Néanmoins, le juge a considéré que « lorsque la plateforme technique optimise ou permet l’optimisation des offres en permettant qu’elles soient mises en avant, elle joue un rôle actif et passe donc au statut d’éditeur, car elle a effectivement connaissance des offres qu’elle héberge. En conséquence, elle est responsable de plein droit des annonces qu’elle éditorialise, sur le plan civil comme pénal. ».

Or, sur VivaStreet, le contenu de sa rubrique « Erotica » est rééditorialisé avec des mises en avant, des publications Premium ou En Une. En outre, l’utilisateur peut payer la plateforme pour mettre en avant ses annonces. « Il y a contrôle de VivaStreet sur une partie au moins du contenu et une connaissance dès la mise en ligne ». L’argument des algorithmes n’avait pas tenu pour eBay.
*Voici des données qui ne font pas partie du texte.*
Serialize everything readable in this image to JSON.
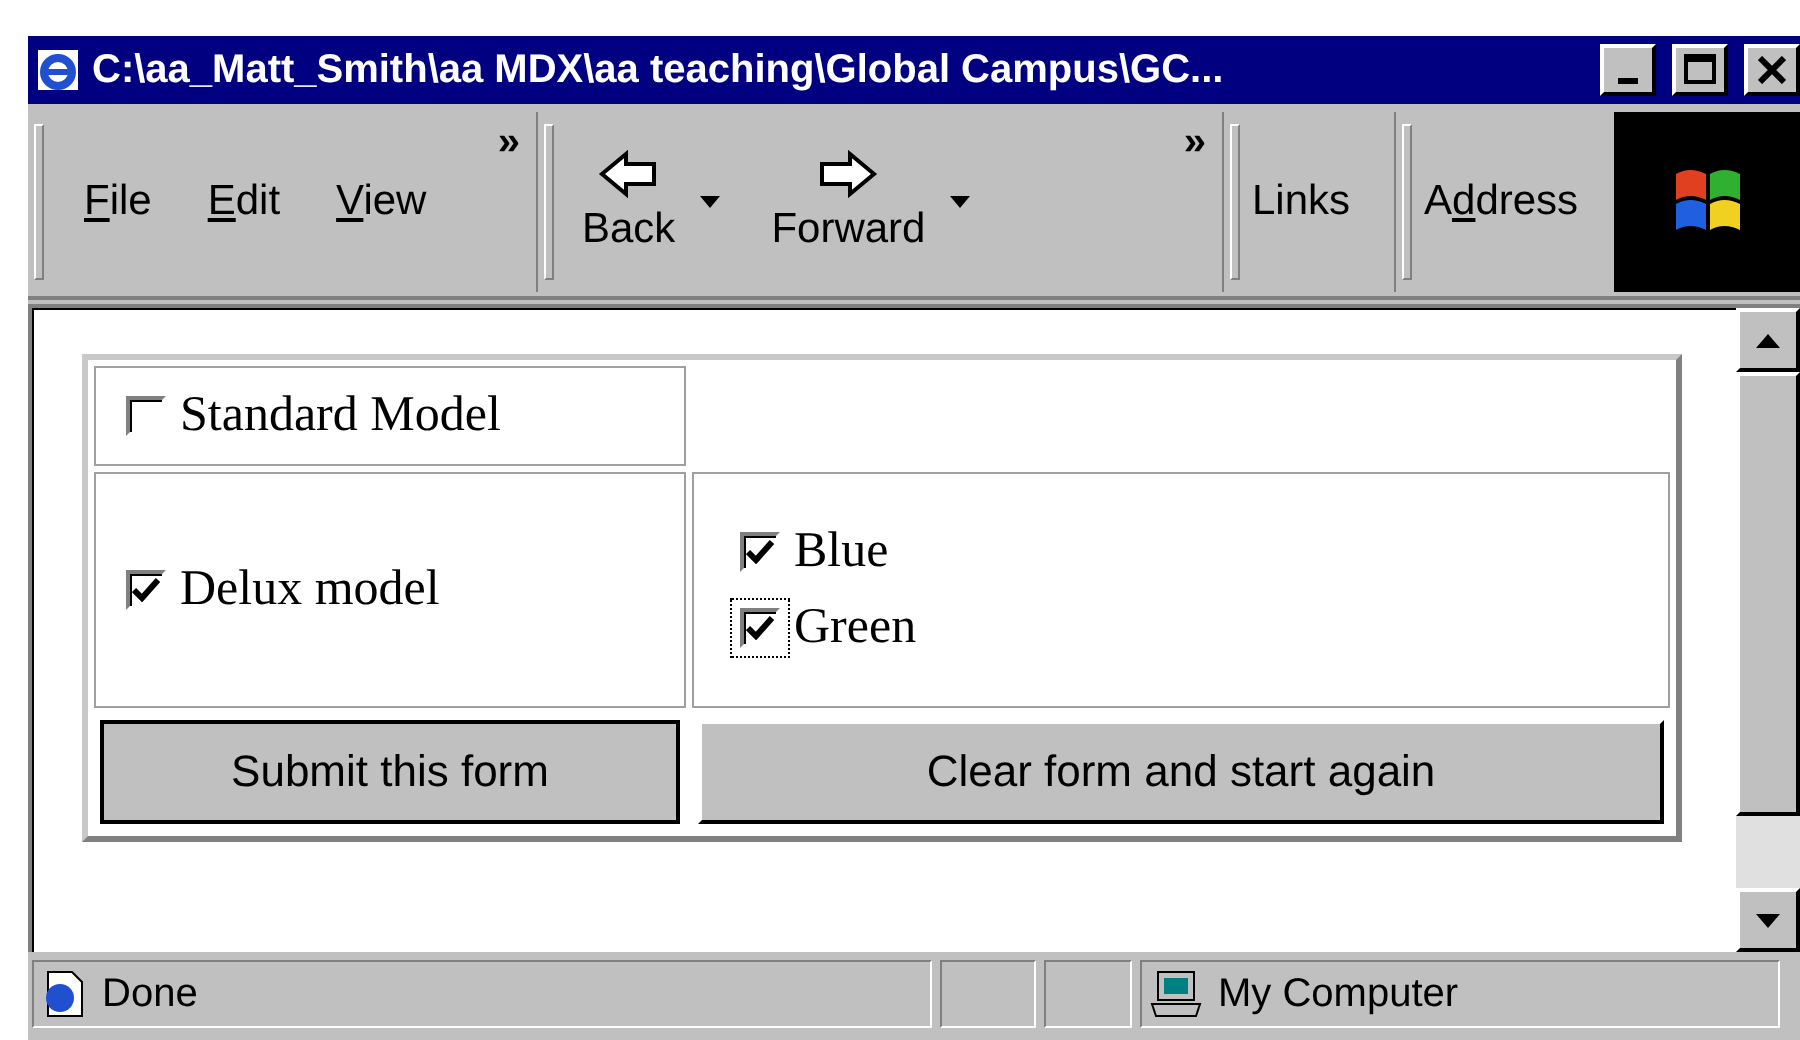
{
  "window": {
    "title": "C:\\aa_Matt_Smith\\aa MDX\\aa teaching\\Global Campus\\GC..."
  },
  "menu": [
    {
      "key": "F",
      "after": "ile"
    },
    {
      "key": "E",
      "after": "dit"
    },
    {
      "key": "V",
      "after": "iew"
    }
  ],
  "menu_more": "»",
  "nav": [
    {
      "label": "Back",
      "kind": "back"
    },
    {
      "label": "Forward",
      "kind": "forward"
    }
  ],
  "nav_more": "»",
  "links": "Links",
  "address": {
    "before": "A",
    "key": "d",
    "after": "dress"
  },
  "form": {
    "standard": {
      "label": "Standard Model",
      "checked": false
    },
    "delux": {
      "label": "Delux model",
      "checked": true
    },
    "colors": [
      {
        "label": "Blue",
        "checked": true
      },
      {
        "label": "Green",
        "checked": true,
        "focused": true
      }
    ],
    "buttons": [
      {
        "label": "Submit this form",
        "default": true
      },
      {
        "label": "Clear form and start again",
        "default": false
      }
    ]
  },
  "status_bar": {
    "text": "Done",
    "zone": "My Computer"
  }
}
Seratil retenu pour VivaStreet ? Sans doute pas…

« Néanmoins, l’absence de prix affichés sur les annonces ne permet pas de rentrer dans les définitions de prostitution ou de proxénétisme ». Toutefois, l’avocat nous rejoint sur le fait que VivaStreet puisse tomber sous le coup de l’article 2255° 1 du Code Pénal si les faits visés dans la plainte sont avérés. « On fournit clairement une plateforme qui croise l’offre et la demande et qui tire consciemment profit de la prostitution d’autrui avec ses services de mise en avant » ajoute-t-il.